A l’intérieur de l’abri, Carvel entendit la rage d’un animal, les cris plaintifs d’un homme. Il oublia qu’il n’était arrivé que de la nuit dernière et, poussant un cri, il enleva Branche-de-Saule contre sa poitrine, et les bras de Branche-de-Saule se nouèrent autour de son cou, cependant qu’elle se lamentait.
— Ookimew Jeem, c’est la brute, là-dedans ! C’est la brute du lac Bain et Bari…
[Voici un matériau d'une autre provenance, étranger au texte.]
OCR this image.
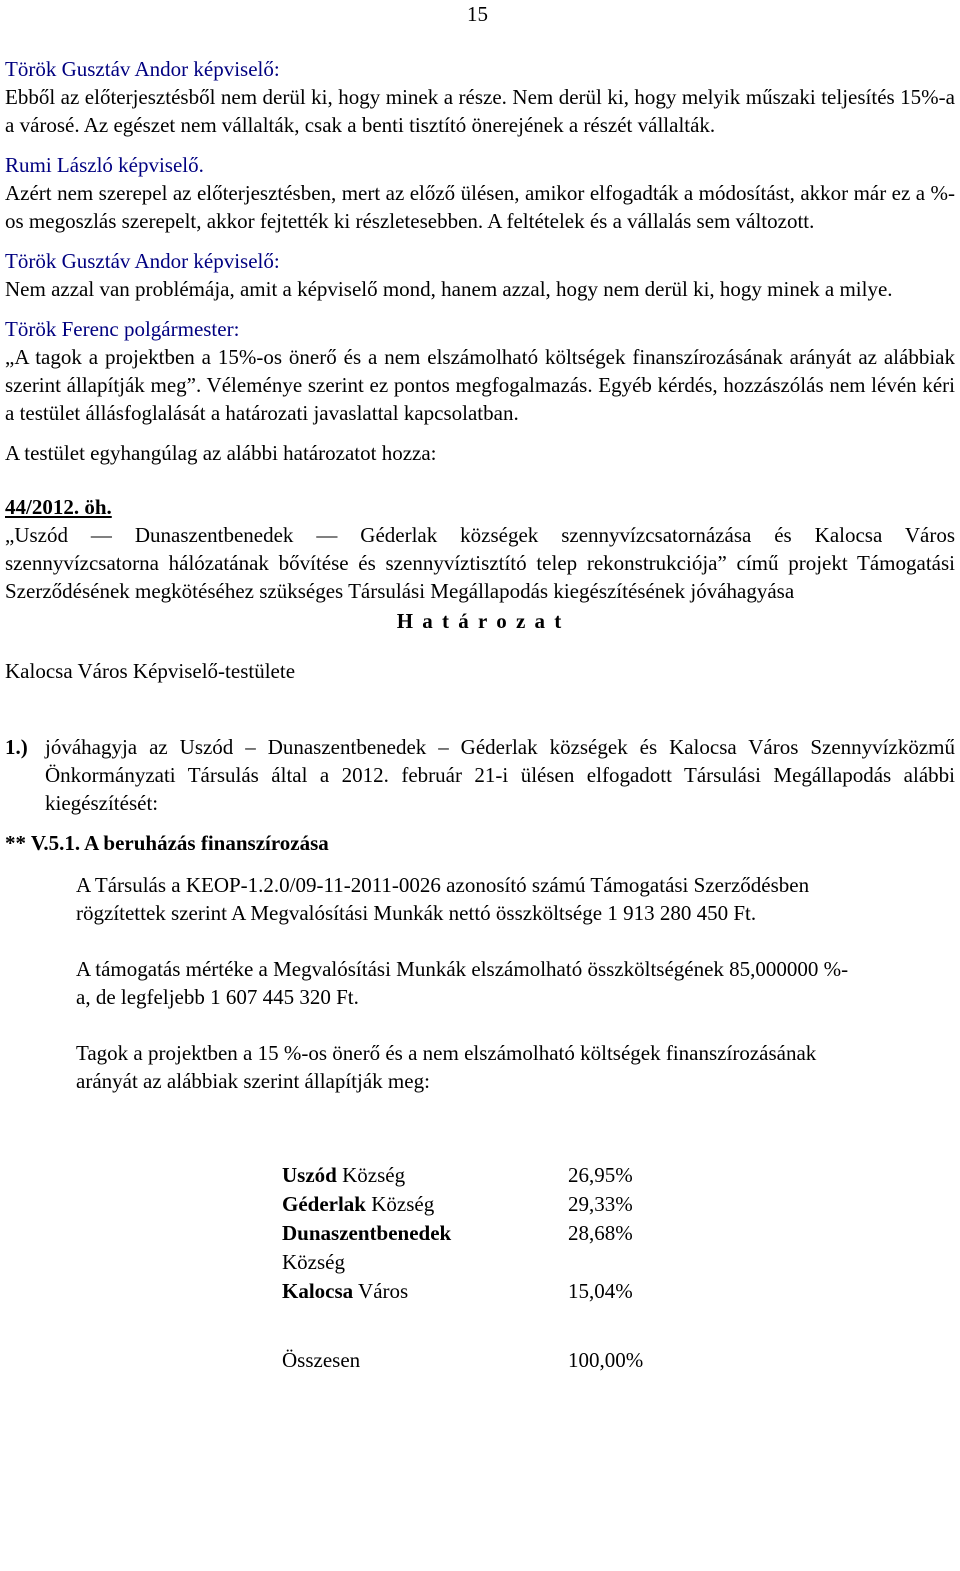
15
Török Gusztáv Andor képviselő:
Ebből az előterjesztésből nem derül ki, hogy minek a része. Nem derül ki, hogy melyik műszaki teljesítés 15%-a a városé. Az egészet nem vállalták, csak a benti tisztító önerejének a részét vállalták.
Rumi László képviselő.
Azért nem szerepel az előterjesztésben, mert az előző ülésen, amikor elfogadták a módosítást, akkor már ez a %-os megoszlás szerepelt, akkor fejtették ki részletesebben. A feltételek és a vállalás sem változott.
Török Gusztáv Andor képviselő:
Nem azzal van problémája, amit a képviselő mond, hanem azzal, hogy nem derül ki, hogy minek a milye.
Török Ferenc polgármester:
„A tagok a projektben a 15%-os önerő és a nem elszámolható költségek finanszírozásának arányát az alábbiak szerint állapítják meg”. Véleménye szerint ez pontos megfogalmazás. Egyéb kérdés, hozzászólás nem lévén kéri a testület állásfoglalását a határozati javaslattal kapcsolatban.
A testület egyhangúlag az alábbi határozatot hozza:
44/2012. öh.
„Uszód — Dunaszentbenedek — Géderlak községek szennyvízcsatornázása és Kalocsa Város szennyvízcsatorna hálózatának bővítése és szennyvíztisztító telep rekonstrukciója” című projekt Támogatási Szerződésének megkötéséhez szükséges Társulási Megállapodás kiegészítésének jóváhagyása
H a t á r o z a t
Kalocsa Város Képviselő-testülete
1.) jóváhagyja az Uszód – Dunaszentbenedek – Géderlak községek és Kalocsa Város Szennyvízközmű Önkormányzati Társulás által a 2012. február 21-i ülésen elfogadott Társulási Megállapodás alábbi kiegészítését:
** V.5.1. A beruházás finanszírozása
A Társulás a KEOP-1.2.0/09-11-2011-0026 azonosító számú Támogatási Szerződésben rögzítettek szerint A Megvalósítási Munkák nettó összköltsége 1 913 280 450 Ft.
A támogatás mértéke a Megvalósítási Munkák elszámolható összköltségének 85,000000 %-a, de legfeljebb 1 607 445 320 Ft.
Tagok a projektben a 15 %-os önerő és a nem elszámolható költségek finanszírozásának arányát az alábbiak szerint állapítják meg:
Uszód Község	26,95%
Géderlak Község	29,33%
Dunaszentbenedek Község	28,68%
Kalocsa Város	15,04%
Összesen	100,00%
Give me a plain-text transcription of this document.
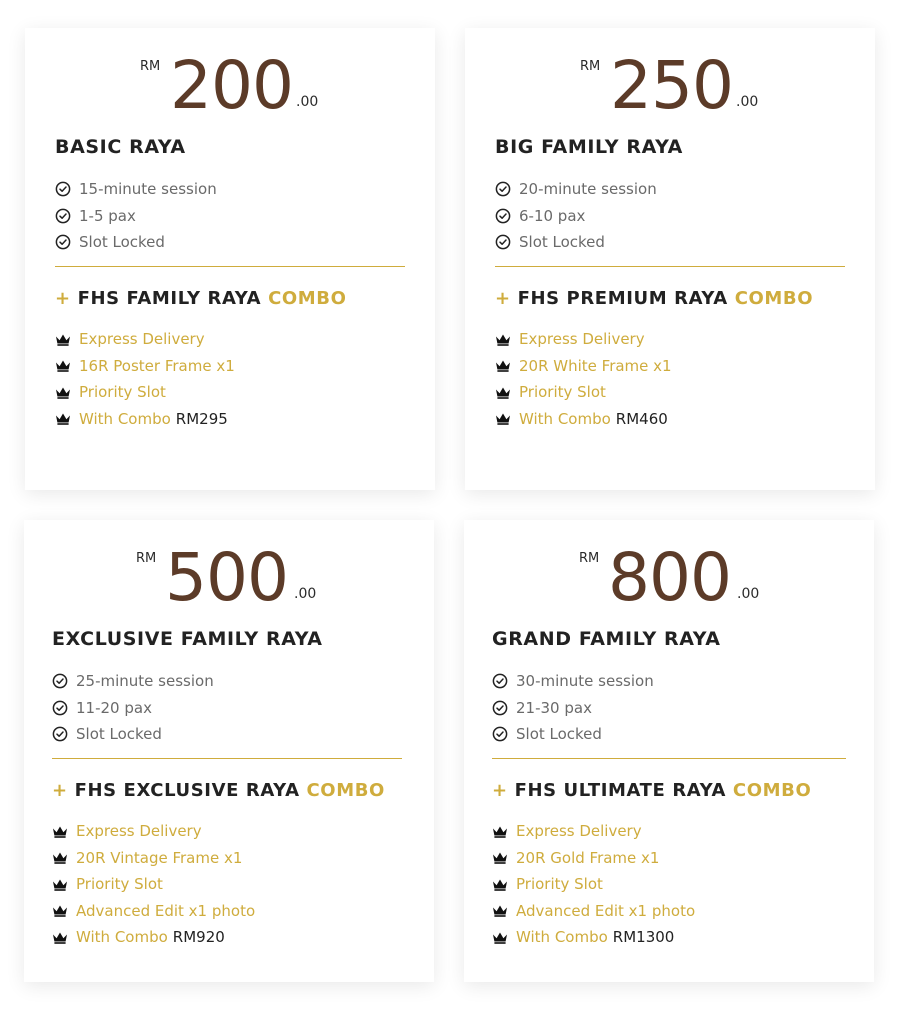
RM 200 .00
BASIC RAYA
15-minute session
1-5 pax
Slot Locked
+ FHS FAMILY RAYA COMBO
Express Delivery
16R Poster Frame x1
Priority Slot
With Combo RM295
RM 250 .00
BIG FAMILY RAYA
20-minute session
6-10 pax
Slot Locked
+ FHS PREMIUM RAYA COMBO
Express Delivery
20R White Frame x1
Priority Slot
With Combo RM460
RM 500 .00
EXCLUSIVE FAMILY RAYA
25-minute session
11-20 pax
Slot Locked
+ FHS EXCLUSIVE RAYA COMBO
Express Delivery
20R Vintage Frame x1
Priority Slot
Advanced Edit x1 photo
With Combo RM920
RM 800 .00
GRAND FAMILY RAYA
30-minute session
21-30 pax
Slot Locked
+ FHS ULTIMATE RAYA COMBO
Express Delivery
20R Gold Frame x1
Priority Slot
Advanced Edit x1 photo
With Combo RM1300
La vérité se fit jour à Carvel et il emporta Branche-de-Saule dans ses bras et s’enfuit avec elle loin du bruit qui devenait écœurant et horrible. Dans le bosquet de sapin, il déposa sur le sol son fardeau. Les bras de Nepeese restaient encore serrés autour de son cou ; il sentait la sauvage terreur du corps qui palpitait contre lui. La poitrine de la jeune fille était secouée de sanglots et ses yeux le suppliaient. Il l’attira plus près de son cœur et, tout à coup, il écrasa son visage contre le sien et il sentit pendant une minute le tiède frisson des lèvres virginales contre les siennes. Et il entendit le murmure doux et tremblant :
— Oh !… Ookimew Jeem !
Lorsque Carvel retourna seul au wigwam, son revolver à la main, Bari était devant la porte et attendait. Carvel ramassa un brandon enflammé et pénétra dans l’abri. Quand il en ressortit, son visage était livide. Il jeta le brandon dans le feu et retourna près de Nepeese. Il l’avait enveloppée dans ses couvertures et maintenant il s’agenouillait auprès d’elle et mit ses bras autour de sa taille.
— Il est mort, Nepeese.
— Mort ? Ookimew Jeem !
— Oui, Bari l’a tué !
Elle semblait inanimée. Doucement, ses lèvres caressant ses cheveux, Carvel murmurait ses projets pour leur paradis futur.
— Personne ne le saura, bien-aimée. Cette nuit, je vais l’ensevelir et incendier le tepee, Demain, nous partirons à Nelson-House, où il y a un missionnaire. Et ensuite nous reviendrons et je construirai une nouvelle hutte à la place où l’ancienne a été brûlée. M’aimez-vous, Ka-Sakahet ?
— Oui, Ookimew Jeem, je vous aime.
Tout à coup, ils s’interrompirent. Bari poussait enfin son cri de triomphe. Ce cri s’éleva jusqu’aux étoiles. Il passa par-dessus les toits des forêts et emplit les cieux tranquilles : hurlement de loup, d’allégresse, d’achèvement, de vengeance accomplie. Les échos en moururent lentement au loin et le silence s’étendit de nouveau.
Une paix immense respira dans la molle ondulation de la cime des arbres. Du Nord répondit l’appel fraternel d’un loup solitaire.
Autour des épaules de Carvel, les bras de Branche-de-Saule se serrèrent plus étroitement. Et Carvel, du fond du cœur, rendit grâces à Dieu.